Eles não haviam se sentado para conversar com ela. Não procuraram entender o que estava acontecendo nem durante e nem depois. Nenhum pedido de desculpas seguira o acontecimento. Ela ainda o esperava. Sabia no fundo de si mesma que ela ainda poderia fazer isso, ela podia tentar resolver as coisas com eles, sendo madura o suficiente. E acreditava que ainda faria isso, mais para frente, embora no momento, estivesse machucada e quisesse apenas um pouquinho de distância para respirar e processar todas as informações. Nunca antes estivera tão interessada na perspectiva da faculdade.

E não é como se não amasse ou respeitasse seus pais. Mas de alguma forma, o sentimento estava levemente amortecido, depois de tanto ressentimento, desgaste emocional. Realmente, talvez a distância entre eles fosse a melhor coisa que poderia acontecer.

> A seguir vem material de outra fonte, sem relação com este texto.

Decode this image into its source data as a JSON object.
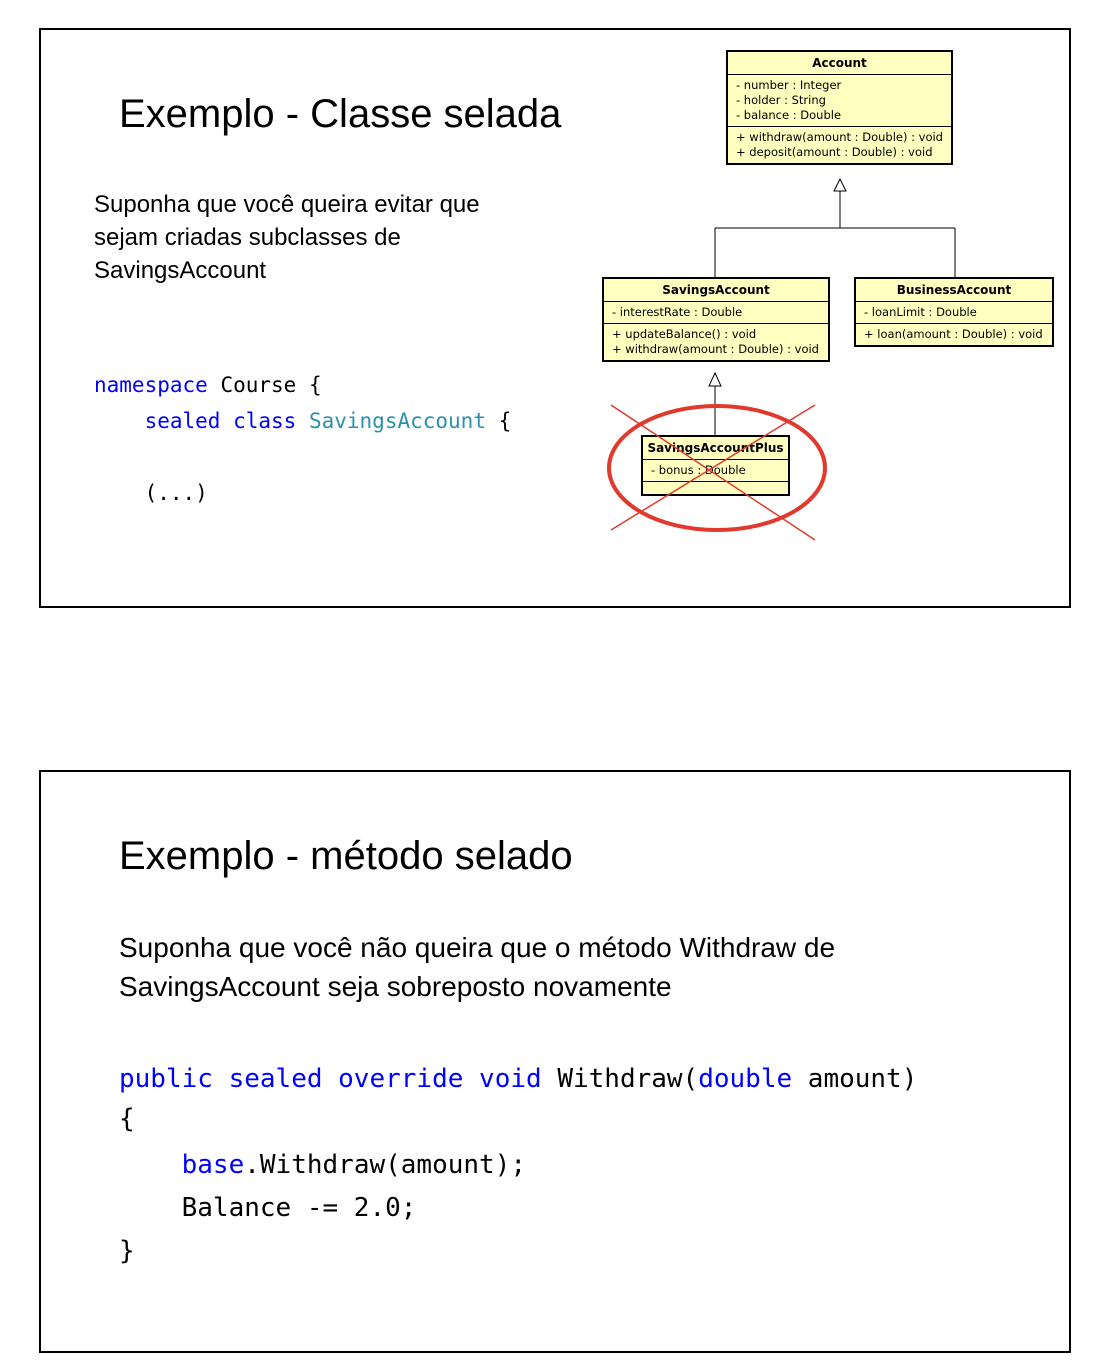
{
  "slide1": {
    "title": "Exemplo - Classe selada",
    "paragraph_lines": [
      "Suponha que você queira evitar que",
      "sejam criadas subclasses de",
      "SavingsAccount"
    ],
    "code": {
      "line1": {
        "kw": "namespace",
        "rest": " Course {"
      },
      "line2": {
        "kw1": "sealed",
        "kw2": "class",
        "type": "SavingsAccount",
        "rest": " {"
      },
      "line3": "(...)"
    },
    "uml": {
      "account": {
        "name": "Account",
        "attributes": [
          "- number : Integer",
          "- holder : String",
          "- balance : Double"
        ],
        "methods": [
          "+ withdraw(amount : Double) : void",
          "+ deposit(amount : Double) : void"
        ]
      },
      "savings": {
        "name": "SavingsAccount",
        "attributes": [
          "- interestRate : Double"
        ],
        "methods": [
          "+ updateBalance() : void",
          "+ withdraw(amount : Double) : void"
        ]
      },
      "business": {
        "name": "BusinessAccount",
        "attributes": [
          "- loanLimit : Double"
        ],
        "methods": [
          "+ loan(amount : Double) : void"
        ]
      },
      "savings_plus": {
        "name": "SavingsAccountPlus",
        "attributes": [
          "- bonus : Double"
        ]
      },
      "strike_color": "#e03a2e"
    }
  },
  "slide2": {
    "title": "Exemplo - método selado",
    "paragraph_lines": [
      "Suponha que você não queira que o método Withdraw de",
      "SavingsAccount seja sobreposto novamente"
    ],
    "code": {
      "line1": {
        "kw1": "public",
        "kw2": "sealed",
        "kw3": "override",
        "kw4": "void",
        "name": "Withdraw(",
        "kw5": "double",
        "rest": " amount)"
      },
      "line2": "{",
      "line3": {
        "kw": "base",
        "rest": ".Withdraw(amount);"
      },
      "line4": "Balance -= 2.0;",
      "line5": "}"
    }
  }
}
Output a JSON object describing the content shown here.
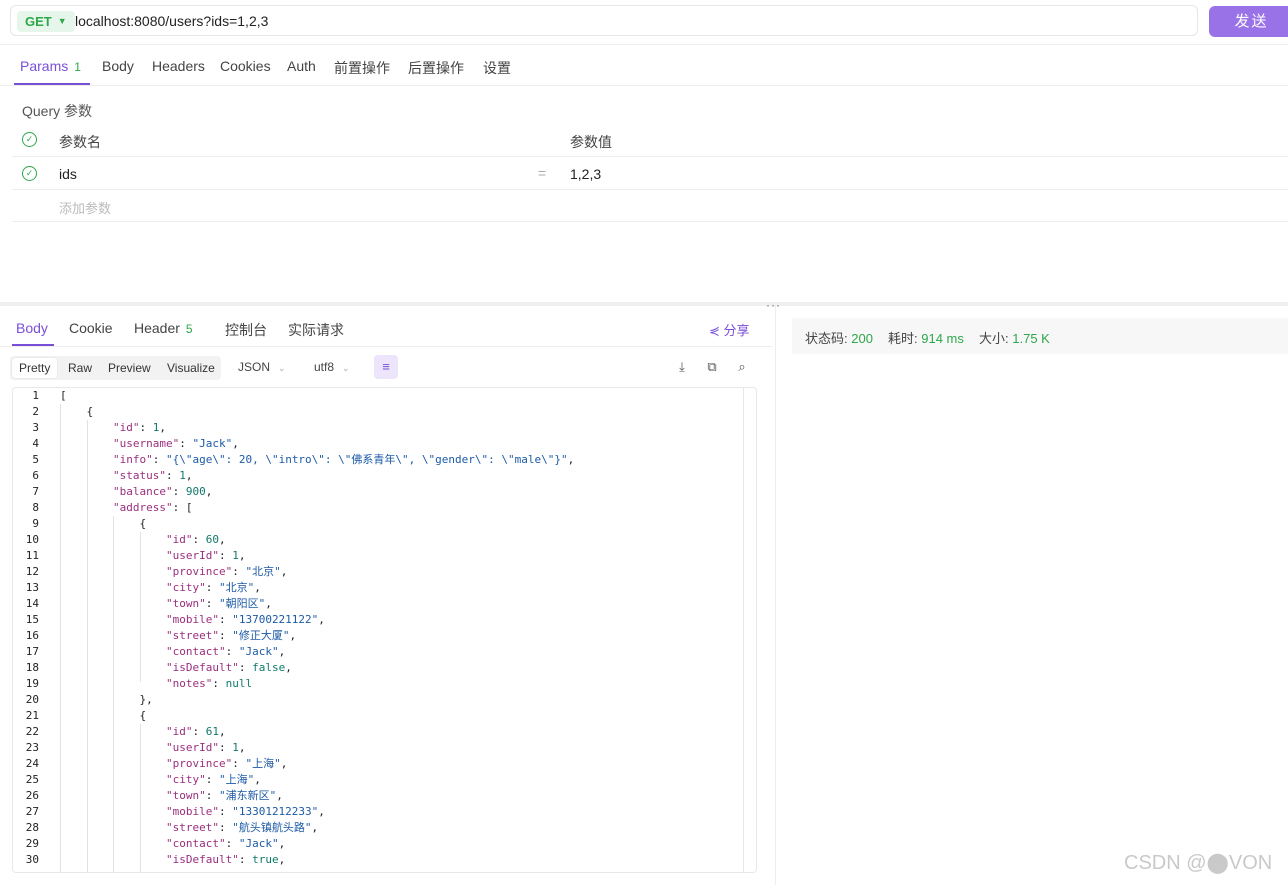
{
  "request": {
    "method": "GET",
    "url": "localhost:8080/users?ids=1,2,3",
    "send_label": "发送"
  },
  "request_tabs": [
    {
      "label": "Params",
      "badge": "1"
    },
    {
      "label": "Body"
    },
    {
      "label": "Headers"
    },
    {
      "label": "Cookies"
    },
    {
      "label": "Auth"
    },
    {
      "label": "前置操作"
    },
    {
      "label": "后置操作"
    },
    {
      "label": "设置"
    }
  ],
  "query": {
    "title": "Query 参数",
    "col_name": "参数名",
    "col_value": "参数值",
    "rows": [
      {
        "name": "ids",
        "value": "1,2,3"
      }
    ],
    "eq": "=",
    "add_placeholder": "添加参数"
  },
  "response_tabs": [
    {
      "label": "Body"
    },
    {
      "label": "Cookie"
    },
    {
      "label": "Header",
      "badge": "5"
    },
    {
      "label": "控制台"
    },
    {
      "label": "实际请求"
    }
  ],
  "share_label": "分享",
  "view_modes": [
    "Pretty",
    "Raw",
    "Preview",
    "Visualize"
  ],
  "format_select": "JSON",
  "encoding_select": "utf8",
  "status": {
    "code_label": "状态码:",
    "code_value": "200",
    "time_label": "耗时:",
    "time_value": "914 ms",
    "size_label": "大小:",
    "size_value": "1.75 K"
  },
  "code_lines": [
    [
      [
        "p",
        "["
      ]
    ],
    [
      [
        "p",
        "    {"
      ]
    ],
    [
      [
        "p",
        "        "
      ],
      [
        "k",
        "\"id\""
      ],
      [
        "p",
        ": "
      ],
      [
        "n",
        "1"
      ],
      [
        "p",
        ","
      ]
    ],
    [
      [
        "p",
        "        "
      ],
      [
        "k",
        "\"username\""
      ],
      [
        "p",
        ": "
      ],
      [
        "s",
        "\"Jack\""
      ],
      [
        "p",
        ","
      ]
    ],
    [
      [
        "p",
        "        "
      ],
      [
        "k",
        "\"info\""
      ],
      [
        "p",
        ": "
      ],
      [
        "s",
        "\"{\\\"age\\\": 20, \\\"intro\\\": \\\"佛系青年\\\", \\\"gender\\\": \\\"male\\\"}\""
      ],
      [
        "p",
        ","
      ]
    ],
    [
      [
        "p",
        "        "
      ],
      [
        "k",
        "\"status\""
      ],
      [
        "p",
        ": "
      ],
      [
        "n",
        "1"
      ],
      [
        "p",
        ","
      ]
    ],
    [
      [
        "p",
        "        "
      ],
      [
        "k",
        "\"balance\""
      ],
      [
        "p",
        ": "
      ],
      [
        "n",
        "900"
      ],
      [
        "p",
        ","
      ]
    ],
    [
      [
        "p",
        "        "
      ],
      [
        "k",
        "\"address\""
      ],
      [
        "p",
        ": ["
      ]
    ],
    [
      [
        "p",
        "            {"
      ]
    ],
    [
      [
        "p",
        "                "
      ],
      [
        "k",
        "\"id\""
      ],
      [
        "p",
        ": "
      ],
      [
        "n",
        "60"
      ],
      [
        "p",
        ","
      ]
    ],
    [
      [
        "p",
        "                "
      ],
      [
        "k",
        "\"userId\""
      ],
      [
        "p",
        ": "
      ],
      [
        "n",
        "1"
      ],
      [
        "p",
        ","
      ]
    ],
    [
      [
        "p",
        "                "
      ],
      [
        "k",
        "\"province\""
      ],
      [
        "p",
        ": "
      ],
      [
        "s",
        "\"北京\""
      ],
      [
        "p",
        ","
      ]
    ],
    [
      [
        "p",
        "                "
      ],
      [
        "k",
        "\"city\""
      ],
      [
        "p",
        ": "
      ],
      [
        "s",
        "\"北京\""
      ],
      [
        "p",
        ","
      ]
    ],
    [
      [
        "p",
        "                "
      ],
      [
        "k",
        "\"town\""
      ],
      [
        "p",
        ": "
      ],
      [
        "s",
        "\"朝阳区\""
      ],
      [
        "p",
        ","
      ]
    ],
    [
      [
        "p",
        "                "
      ],
      [
        "k",
        "\"mobile\""
      ],
      [
        "p",
        ": "
      ],
      [
        "s",
        "\"13700221122\""
      ],
      [
        "p",
        ","
      ]
    ],
    [
      [
        "p",
        "                "
      ],
      [
        "k",
        "\"street\""
      ],
      [
        "p",
        ": "
      ],
      [
        "s",
        "\"修正大厦\""
      ],
      [
        "p",
        ","
      ]
    ],
    [
      [
        "p",
        "                "
      ],
      [
        "k",
        "\"contact\""
      ],
      [
        "p",
        ": "
      ],
      [
        "s",
        "\"Jack\""
      ],
      [
        "p",
        ","
      ]
    ],
    [
      [
        "p",
        "                "
      ],
      [
        "k",
        "\"isDefault\""
      ],
      [
        "p",
        ": "
      ],
      [
        "b",
        "false"
      ],
      [
        "p",
        ","
      ]
    ],
    [
      [
        "p",
        "                "
      ],
      [
        "k",
        "\"notes\""
      ],
      [
        "p",
        ": "
      ],
      [
        "b",
        "null"
      ]
    ],
    [
      [
        "p",
        "            },"
      ]
    ],
    [
      [
        "p",
        "            {"
      ]
    ],
    [
      [
        "p",
        "                "
      ],
      [
        "k",
        "\"id\""
      ],
      [
        "p",
        ": "
      ],
      [
        "n",
        "61"
      ],
      [
        "p",
        ","
      ]
    ],
    [
      [
        "p",
        "                "
      ],
      [
        "k",
        "\"userId\""
      ],
      [
        "p",
        ": "
      ],
      [
        "n",
        "1"
      ],
      [
        "p",
        ","
      ]
    ],
    [
      [
        "p",
        "                "
      ],
      [
        "k",
        "\"province\""
      ],
      [
        "p",
        ": "
      ],
      [
        "s",
        "\"上海\""
      ],
      [
        "p",
        ","
      ]
    ],
    [
      [
        "p",
        "                "
      ],
      [
        "k",
        "\"city\""
      ],
      [
        "p",
        ": "
      ],
      [
        "s",
        "\"上海\""
      ],
      [
        "p",
        ","
      ]
    ],
    [
      [
        "p",
        "                "
      ],
      [
        "k",
        "\"town\""
      ],
      [
        "p",
        ": "
      ],
      [
        "s",
        "\"浦东新区\""
      ],
      [
        "p",
        ","
      ]
    ],
    [
      [
        "p",
        "                "
      ],
      [
        "k",
        "\"mobile\""
      ],
      [
        "p",
        ": "
      ],
      [
        "s",
        "\"13301212233\""
      ],
      [
        "p",
        ","
      ]
    ],
    [
      [
        "p",
        "                "
      ],
      [
        "k",
        "\"street\""
      ],
      [
        "p",
        ": "
      ],
      [
        "s",
        "\"航头镇航头路\""
      ],
      [
        "p",
        ","
      ]
    ],
    [
      [
        "p",
        "                "
      ],
      [
        "k",
        "\"contact\""
      ],
      [
        "p",
        ": "
      ],
      [
        "s",
        "\"Jack\""
      ],
      [
        "p",
        ","
      ]
    ],
    [
      [
        "p",
        "                "
      ],
      [
        "k",
        "\"isDefault\""
      ],
      [
        "p",
        ": "
      ],
      [
        "b",
        "true"
      ],
      [
        "p",
        ","
      ]
    ]
  ],
  "watermark": "CSDN @⬤VON"
}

 Ia pensando enquanto olhava as memórias que carregava em suas mãos, pausadamente. Ainda assim, nada poderia prepará-la para a última foto. Não sabia dizer se era o pedido de desculpas silencioso de sua mãe, mas, ao olhá-la começa a chorar sem nem sequer pensar a respeito.

Na foto, Jake, Seth, um homem na cadeira de rodas que ela deduzia ser seu pai e vários rapazes que ela deduzia serem seus amigos a encaravam, todos sorrindo, em poses quase engraçadas, meio palhaços.

 Abraçando a foto contra o corpo, ela se entrega completamente ao choro, ao sentimento vazio que se habituara a carregar dentro de si. 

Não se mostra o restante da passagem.